Export #179

benloh · 2021-11-19T01:45:11Z

IMPORTANT: Merge #169 before merging this!

To Do

Export as two files dataset_nodes.csv / dataset_edges.csv
Combine "Vocabulary" and "Help" as "More"
Add TOC for "More"
~~Collapsible Search/Node~~ -- Won't do, not necessary (maybe for future)
Autocollapse Search/Node when Filter is opened for smaller screens
Filter display in collapsible right panel

This implements #177.

Branch: dev-bl/export

This adds the ability to Export and download a CSV file to a local file.

Prototype Implementation

Currently this takes a preliminary approach to exporting. We can work out exactly how you want this to work.

To Test

git fetch; git checkout dev-bl/export
Start NetCreate with your own data, e.g. ./nc.js --dataset=junk
Go to http://localhost:3000
Log in if necessary
Click the "Help" tab
Click the "Export" button.
Set the download name.
Click "Save" to save the CSV file to your local hard drive.
Open the CSV in Excel

Where to put the Export button?

There is now an "Export" button in the "Help" tab.

I didn't want to add another tab because we already had so many tabs and on narrower windows the tabs do not flow well. We can revisit where to put the button

What is exported?

To keep things simple, we currently just export whatever is being drawn on the graph. Any nodes/edges that are filtered are not exported. Any nodes/edges that are highlighted ARE exported but there is no marker to indicate that they are highlighted.

We can add a second button "EXPORT FILTERED DATA" to "EXPORT DATA" if you think we need that distinction.

What is the export format?

Rather than exporting two separate files, I've put all the data in one file, something like this:

NODES
<node headers>
<nodes>

EDGES
<edge headers>
<edges>

It seems more convenient to be able to keep things in a single file. You can easily copy and paste to move them as needed.

If they should be exported as two separate files, let me know.

What is the CSV format?

Currently we're just building up the nodes and edges data based on the data in the database. The specific fields that are exported can easily be configured via the code. But right now there is no end-user customization available.

It's not clear we want to support end-user customization as that can get pretty complicated. The issue is that the data is not a simple flat table but consists of nested fields, so creating the index for the fields is something only an expert should do.
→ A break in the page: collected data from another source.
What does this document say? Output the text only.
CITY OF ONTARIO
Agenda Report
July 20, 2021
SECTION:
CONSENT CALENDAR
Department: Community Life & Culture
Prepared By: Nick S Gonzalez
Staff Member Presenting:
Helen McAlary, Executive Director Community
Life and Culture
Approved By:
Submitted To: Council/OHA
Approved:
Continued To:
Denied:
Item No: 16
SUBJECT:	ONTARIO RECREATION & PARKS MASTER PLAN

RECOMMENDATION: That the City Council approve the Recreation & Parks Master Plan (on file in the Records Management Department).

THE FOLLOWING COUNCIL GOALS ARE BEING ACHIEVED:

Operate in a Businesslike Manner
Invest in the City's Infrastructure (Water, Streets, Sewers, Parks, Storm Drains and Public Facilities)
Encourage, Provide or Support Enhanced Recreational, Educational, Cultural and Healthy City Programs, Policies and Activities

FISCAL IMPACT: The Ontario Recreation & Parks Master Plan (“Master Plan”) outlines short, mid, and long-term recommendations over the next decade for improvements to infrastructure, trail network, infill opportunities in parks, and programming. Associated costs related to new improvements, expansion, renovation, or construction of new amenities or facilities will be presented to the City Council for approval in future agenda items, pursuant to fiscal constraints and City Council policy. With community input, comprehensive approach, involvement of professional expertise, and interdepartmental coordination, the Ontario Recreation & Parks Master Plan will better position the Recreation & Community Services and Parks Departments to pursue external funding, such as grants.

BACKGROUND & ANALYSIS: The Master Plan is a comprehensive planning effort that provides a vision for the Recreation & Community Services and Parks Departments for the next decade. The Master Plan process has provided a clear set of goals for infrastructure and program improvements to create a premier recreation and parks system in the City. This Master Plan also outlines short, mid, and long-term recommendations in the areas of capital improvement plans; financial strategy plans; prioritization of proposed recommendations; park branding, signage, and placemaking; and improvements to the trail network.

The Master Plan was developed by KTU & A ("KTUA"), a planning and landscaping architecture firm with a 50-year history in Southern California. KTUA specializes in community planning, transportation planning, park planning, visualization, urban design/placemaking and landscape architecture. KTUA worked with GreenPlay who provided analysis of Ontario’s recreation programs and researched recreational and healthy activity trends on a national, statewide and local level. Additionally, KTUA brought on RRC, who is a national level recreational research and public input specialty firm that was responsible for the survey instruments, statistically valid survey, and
How to handle 'attributes' fields?

Our file format uses nested attributes fields for each node/edge record. I believe this came from whichever package we were originally importing the data from (Gephy?). e.g. a node record might look like this:

node = {
  id,
  label,
  attributes: {
    Node_Type,
    Extra Info,
    Notes,
  }
}

When exporting the data, we flatten out the data so that everything can fit within a single record. We do this by adding the 'attributes' tag to the field names, e.g. we have attributes:Node_Type, attributes:Extra Info, and attributes:Notes`, e.g.:

node = [
  id,
  label,
  attributes:Node_Type,
  attributes:Extra Info,
  attributes:Notes
]

Let me know if you need a different way of handling that data.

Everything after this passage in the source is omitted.